Минут пять вглядывался Федор в раннюю седину, вертелся перед осколочком стекла так и этак и немного успокоился оттого, что нежданно красивой оказалась седая прядка, продольно разделив рыжину волнистых волос, словно подчеркивала их лихую буйность. А постояв еще у зеркала, Федор вдруг подумал с усмешкой: «Может, к лучшему! Наверное, приходит возраст, когда я должен перебеситься! Может, стану солиднее, спокойнее!..»

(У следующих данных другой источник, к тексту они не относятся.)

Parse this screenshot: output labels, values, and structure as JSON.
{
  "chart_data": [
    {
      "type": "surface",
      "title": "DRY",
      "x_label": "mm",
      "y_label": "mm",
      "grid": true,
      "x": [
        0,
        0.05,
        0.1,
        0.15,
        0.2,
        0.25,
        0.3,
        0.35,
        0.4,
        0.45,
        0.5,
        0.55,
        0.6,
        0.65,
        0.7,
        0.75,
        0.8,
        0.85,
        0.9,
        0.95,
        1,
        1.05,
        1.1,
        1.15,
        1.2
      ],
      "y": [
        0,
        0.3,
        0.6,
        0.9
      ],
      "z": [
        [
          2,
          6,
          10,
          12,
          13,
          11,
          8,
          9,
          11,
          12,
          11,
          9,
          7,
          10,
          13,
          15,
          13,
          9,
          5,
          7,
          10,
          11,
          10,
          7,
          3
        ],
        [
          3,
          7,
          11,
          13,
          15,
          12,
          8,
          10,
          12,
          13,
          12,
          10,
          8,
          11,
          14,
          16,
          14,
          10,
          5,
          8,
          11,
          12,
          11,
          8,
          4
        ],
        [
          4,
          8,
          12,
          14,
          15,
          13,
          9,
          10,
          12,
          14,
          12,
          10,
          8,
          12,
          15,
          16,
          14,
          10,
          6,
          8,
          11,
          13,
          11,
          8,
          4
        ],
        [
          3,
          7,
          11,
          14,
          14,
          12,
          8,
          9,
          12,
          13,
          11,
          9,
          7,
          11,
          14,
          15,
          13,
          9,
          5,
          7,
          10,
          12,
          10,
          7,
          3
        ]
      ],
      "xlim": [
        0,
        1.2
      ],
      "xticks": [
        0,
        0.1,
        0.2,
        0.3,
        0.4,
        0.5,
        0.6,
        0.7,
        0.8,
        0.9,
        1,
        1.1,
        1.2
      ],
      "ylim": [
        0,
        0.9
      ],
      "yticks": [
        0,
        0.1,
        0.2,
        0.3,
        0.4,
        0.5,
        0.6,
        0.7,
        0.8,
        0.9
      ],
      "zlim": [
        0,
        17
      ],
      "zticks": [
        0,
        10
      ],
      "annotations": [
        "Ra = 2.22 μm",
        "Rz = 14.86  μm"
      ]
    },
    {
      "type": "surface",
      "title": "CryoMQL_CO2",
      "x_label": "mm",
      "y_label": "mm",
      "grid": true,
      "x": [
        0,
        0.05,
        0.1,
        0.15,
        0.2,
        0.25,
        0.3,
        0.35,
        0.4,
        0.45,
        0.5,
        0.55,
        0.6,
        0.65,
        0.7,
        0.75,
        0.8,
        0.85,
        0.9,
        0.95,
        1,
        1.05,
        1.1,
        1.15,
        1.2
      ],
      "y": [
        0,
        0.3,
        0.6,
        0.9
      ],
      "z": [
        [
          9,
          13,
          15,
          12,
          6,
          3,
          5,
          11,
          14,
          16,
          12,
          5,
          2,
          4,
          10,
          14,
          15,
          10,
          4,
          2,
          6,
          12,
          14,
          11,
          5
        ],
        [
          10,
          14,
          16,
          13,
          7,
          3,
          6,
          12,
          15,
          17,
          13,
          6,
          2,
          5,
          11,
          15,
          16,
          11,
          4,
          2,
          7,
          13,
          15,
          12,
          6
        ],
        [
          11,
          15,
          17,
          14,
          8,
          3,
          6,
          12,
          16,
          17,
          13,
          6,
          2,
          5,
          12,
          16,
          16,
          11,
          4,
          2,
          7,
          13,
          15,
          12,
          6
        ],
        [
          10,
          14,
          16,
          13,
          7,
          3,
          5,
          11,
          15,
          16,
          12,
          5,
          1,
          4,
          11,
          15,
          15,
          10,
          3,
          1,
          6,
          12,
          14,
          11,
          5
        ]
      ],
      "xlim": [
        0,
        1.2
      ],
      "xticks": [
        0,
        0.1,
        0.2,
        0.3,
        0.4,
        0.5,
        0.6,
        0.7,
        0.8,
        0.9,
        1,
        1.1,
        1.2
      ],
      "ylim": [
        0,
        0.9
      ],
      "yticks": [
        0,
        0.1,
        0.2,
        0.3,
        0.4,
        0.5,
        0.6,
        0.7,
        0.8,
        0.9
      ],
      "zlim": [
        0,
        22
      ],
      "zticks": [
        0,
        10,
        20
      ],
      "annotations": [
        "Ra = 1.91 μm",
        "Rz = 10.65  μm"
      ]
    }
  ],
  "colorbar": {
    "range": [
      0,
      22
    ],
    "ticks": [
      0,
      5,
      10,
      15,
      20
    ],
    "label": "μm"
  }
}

Теперь ему стыдно этих мыслей.
Эх, нехорошо на сердце у Федора!
Он видит, как на эстакаду поднимается трактор; высунувшись из кабины, что-то кричит лесозаготовителям Георгии Раков, и на душе еще муторнее. Не может забыть Федор слов механика Изюмина. Мало что помнит из дикой пьянки: утром все свернулось в кошмарный, бредовой клубок; как шел в барак, как входил, что говорил — не помнит, а вот слова механика: «У тебя рабья кровь, Федор!» — запомнил так, точно огненными буквами написаны в Федоровой мозгу. Оскорбило его непривычное сочетание слов, каждое из которых было хорошо знакомо, — «рабья» и «кровь». Первое слово Федору точно нож в сердце! Рабья! «Мы не рабы!» — мальчонкой писал он на тетрадях в косую линейку…
— Отцепи воз! — кричит на всю эстакаду Георгий Раков. Федор кривит губы. Как бы не так — «отцепи»! Он и шагу не сделает, чтобы помочь Георгию.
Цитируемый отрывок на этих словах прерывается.